Australian Budget to Target Capital Gains Tax Discount for Housing Reform
Treasurer Jim Chalmers is poised to announce significant changes to the capital gains tax discount when he delivers the federal budget in May. This move follows a parliamentary inquiry that has strongly criticised the current settings, introduced during the Howard era in 1999, for exacerbating intergenerational inequality within Australia's housing market.
Parliamentary Inquiry Findings
A Greens-led parliamentary inquiry has released a report concluding that the 50% capital gains tax discount is distorting housing ownership patterns. The report states that this policy "skewed the ownership of housing away from owner-occupiers and towards investors." It further highlights that the benefits of the discount are unequally distributed, contributing to widening income and wealth gaps between generations.

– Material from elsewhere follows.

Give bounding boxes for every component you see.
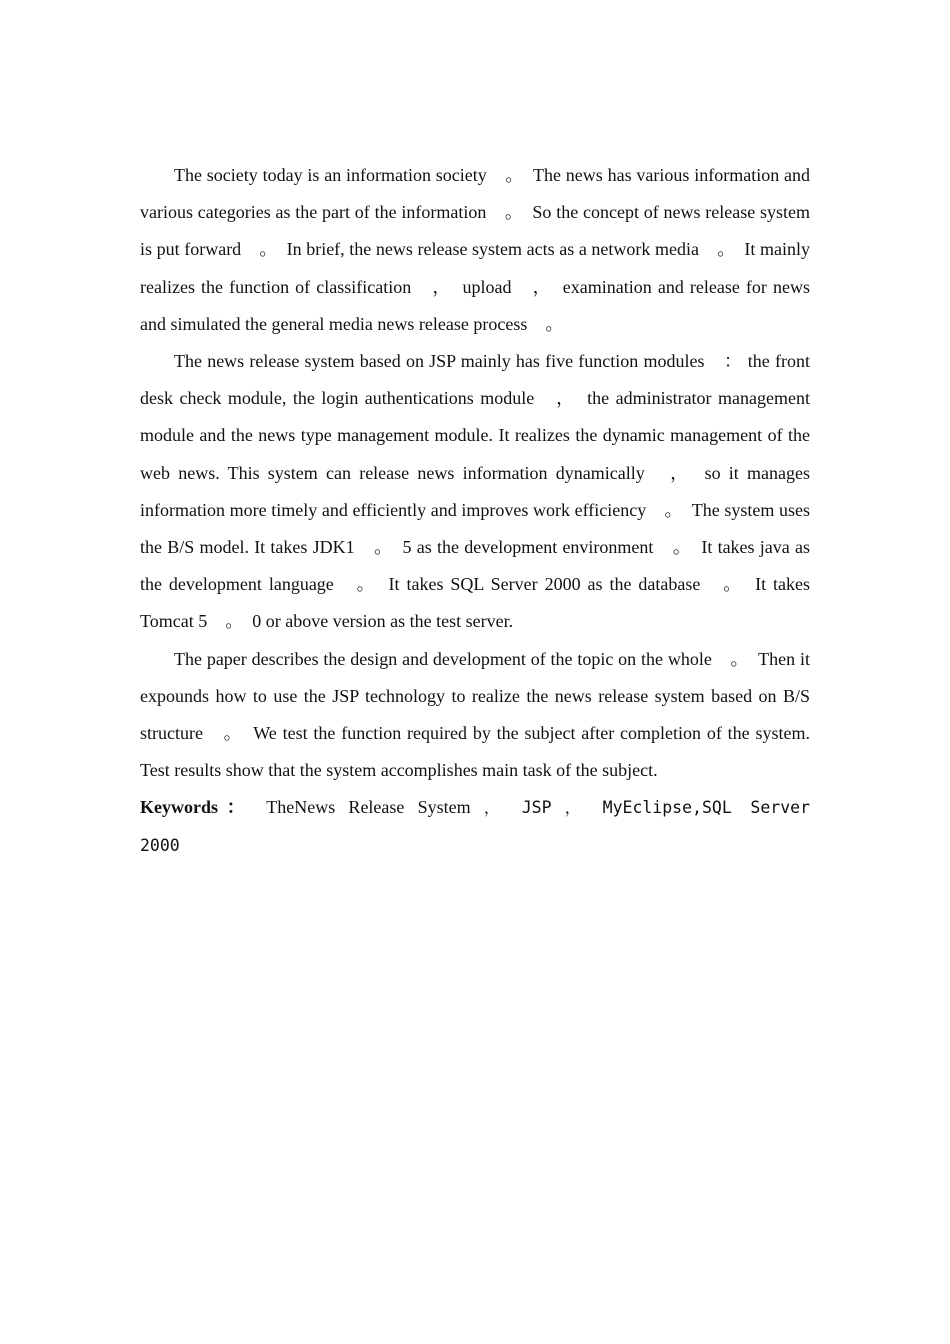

The inquiry noted that when the discount was established, 57% of Australians aged 30 to 34 owned property. Today, that figure has plummeted to just 50%, underscoring the growing challenges for first-time buyers.
Government Response and Proposed Changes
Chalmers has indicated a willingness to reform the discount, which currently applies to assets held for more than a year. Alongside negative gearing rules, the discount has been blamed for prioritising housing as an investment vehicle for wealthier Australians over the needs of aspiring homeowners.
Labor members on the committee have connected potential changes to ongoing government work ahead of the 12 May budget and last year's economic reform roundtable, which pledged to tackle intergenerational inequality in the tax system.
Treasury is currently modelling adjustments that could see the discount reduced to 33% for housing investors, while maintaining the existing 50% rate for shares and other investments.
Political Reactions and Recommendations
Greens Treasury spokesperson Nick McKim argued that Labor's majority and the Greens' balance of power in the Senate present a unique opportunity for ambitious tax reform. He emphasised that the current system means "someone who speculates on housing pays a lower rate of tax than the carpenters, plumbers and electricians who actually build the houses."
In contrast, Coalition senators Andrew Bragg and Dave Sharma strongly opposed any changes, asserting that "the real answer to housing affordability is more supply, not another Labor housing gimmick." They warned that altering the capital gains tax discount would be a simplistic response that fails to address the core issue of insufficient housing construction.
Independent senator David Pocock suggested that Labor has "overlearned" the lessons from its 2016 and 2019 election defeats, when proposed changes to capital gains tax and negative gearing were rejected by voters. He recommended:
- Removing the discount for properties purchased after 1 July this year.
- Introducing a new 25% discount for new homes.
- Limiting negative gearing arrangements to a single investment property.
Broader Implications and Research
Recent research by the Australian Council of Social Services reveals stark disparities in the distribution of capital gains tax discount benefits. The five highest-earning electorates capture 22% of all expenditure, compared to just 1.6% for the bottom 10 electorates.
Additionally, a tax white paper released by Sydney independent Allegra Spender this month advocated for reducing the capital gains tax discount to 30% as part of a comprehensive reform package that could facilitate significant income tax cuts.
Chalmers confirmed he will be briefed on the inquiry's findings in the coming days, stressing that all budget decisions will ultimately be made by cabinet. He acknowledged that the report will "identify some issues which are familiar to us," but reiterated that the government's policies in this area remain unchanged for now.